Entrance Slip Oct 9
As a student bird, grades are a currency, indicating your worth relative to your peers and serving the purpose of ranking students (hierarchy). As the article notes, students like Charlie admitted that grading allows them to "compare my marks with others." A high grade is a reward and a low grade is a punishment. They are arrived at a combination of memorization and complying as Lucy from the article mentions, trying to figure out what the teacher wants. While they provide motivating goals "try harder" and a way to measure progress, they also cause significant stress shifting the focus from understanding to performance. Given the choice, a student would almost always pick the easier problem for a higher grade rather than the more difficult one out of curiosity and as a challenge.

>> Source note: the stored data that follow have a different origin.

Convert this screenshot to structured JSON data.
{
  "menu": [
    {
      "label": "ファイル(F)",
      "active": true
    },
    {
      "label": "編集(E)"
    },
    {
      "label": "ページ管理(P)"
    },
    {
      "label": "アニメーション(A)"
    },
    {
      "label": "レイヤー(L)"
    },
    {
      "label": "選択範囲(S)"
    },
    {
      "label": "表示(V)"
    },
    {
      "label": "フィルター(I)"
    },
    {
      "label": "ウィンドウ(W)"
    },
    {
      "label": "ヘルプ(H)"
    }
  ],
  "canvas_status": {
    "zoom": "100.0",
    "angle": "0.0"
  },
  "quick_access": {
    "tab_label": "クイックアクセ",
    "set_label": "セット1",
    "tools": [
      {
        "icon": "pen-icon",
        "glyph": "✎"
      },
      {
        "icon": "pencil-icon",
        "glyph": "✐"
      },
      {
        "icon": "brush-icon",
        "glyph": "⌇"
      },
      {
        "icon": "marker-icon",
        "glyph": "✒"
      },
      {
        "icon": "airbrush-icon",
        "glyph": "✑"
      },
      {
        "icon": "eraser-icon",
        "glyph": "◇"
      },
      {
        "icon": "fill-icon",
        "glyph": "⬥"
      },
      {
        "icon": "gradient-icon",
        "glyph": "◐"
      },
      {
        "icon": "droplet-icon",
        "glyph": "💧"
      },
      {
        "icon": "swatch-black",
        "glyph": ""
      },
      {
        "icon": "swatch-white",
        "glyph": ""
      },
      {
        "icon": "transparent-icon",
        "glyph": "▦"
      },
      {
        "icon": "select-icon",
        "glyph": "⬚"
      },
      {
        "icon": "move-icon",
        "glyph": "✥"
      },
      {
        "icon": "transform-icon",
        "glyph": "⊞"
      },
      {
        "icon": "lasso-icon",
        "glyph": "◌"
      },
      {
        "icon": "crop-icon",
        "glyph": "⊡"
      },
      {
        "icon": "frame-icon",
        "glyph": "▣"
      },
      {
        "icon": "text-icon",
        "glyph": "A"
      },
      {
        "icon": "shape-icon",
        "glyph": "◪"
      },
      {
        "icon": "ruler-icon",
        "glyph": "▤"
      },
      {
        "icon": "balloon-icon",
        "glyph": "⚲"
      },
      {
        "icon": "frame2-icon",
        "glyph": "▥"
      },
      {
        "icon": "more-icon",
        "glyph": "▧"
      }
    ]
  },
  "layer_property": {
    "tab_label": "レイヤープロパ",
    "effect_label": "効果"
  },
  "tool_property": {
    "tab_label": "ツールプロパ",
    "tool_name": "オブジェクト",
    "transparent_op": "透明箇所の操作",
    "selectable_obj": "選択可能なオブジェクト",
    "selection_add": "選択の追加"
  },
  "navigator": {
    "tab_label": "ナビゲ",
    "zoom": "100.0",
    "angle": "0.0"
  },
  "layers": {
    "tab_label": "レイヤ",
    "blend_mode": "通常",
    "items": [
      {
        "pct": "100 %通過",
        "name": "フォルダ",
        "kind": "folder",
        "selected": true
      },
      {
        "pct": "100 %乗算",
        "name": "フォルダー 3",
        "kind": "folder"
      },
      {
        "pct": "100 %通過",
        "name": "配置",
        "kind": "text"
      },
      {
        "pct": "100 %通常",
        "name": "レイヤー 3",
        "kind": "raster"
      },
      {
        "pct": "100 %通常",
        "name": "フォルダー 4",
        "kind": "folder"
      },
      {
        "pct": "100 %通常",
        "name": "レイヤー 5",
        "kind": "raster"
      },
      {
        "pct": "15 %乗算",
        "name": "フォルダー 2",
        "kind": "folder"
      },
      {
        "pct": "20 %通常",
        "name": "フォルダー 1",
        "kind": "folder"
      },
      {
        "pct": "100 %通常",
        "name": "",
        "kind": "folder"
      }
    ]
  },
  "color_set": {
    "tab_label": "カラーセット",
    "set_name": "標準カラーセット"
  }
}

As a teacher bird, grades indicate a student's level of understanding, skill, and growth. Not how smart that student is but their ability to comply with specific tasks at a specific time. As in they could have memorized all the steps to a problem but not actually understand it and get higher marks than someone who understands most of the problem but did not memorize. Grades arrive from assessment, mainly from standardized test as it is the most efficient method. Grades themselves are also the most efficient tool for reporting to parents and schools. Unfortunately, they corrupt the teacher-student relationship as they make the teacher play the role of the judge and executioner. It forces teachers, as Sarte and Hughes observed, to suspend interesting discussions to "plow through the prescribed curriculum."
All in all, despite all the disadvantages to numerical grading, it is extremely difficult to think of a better way to report a student's assets if there even is a better way. Therefore, I believe they are necessary but we should do our best to stray from assessment purely on something like a big final exam to determine overall understanding. As a student, I would also rather do a final project over an exam 11 times out of 10.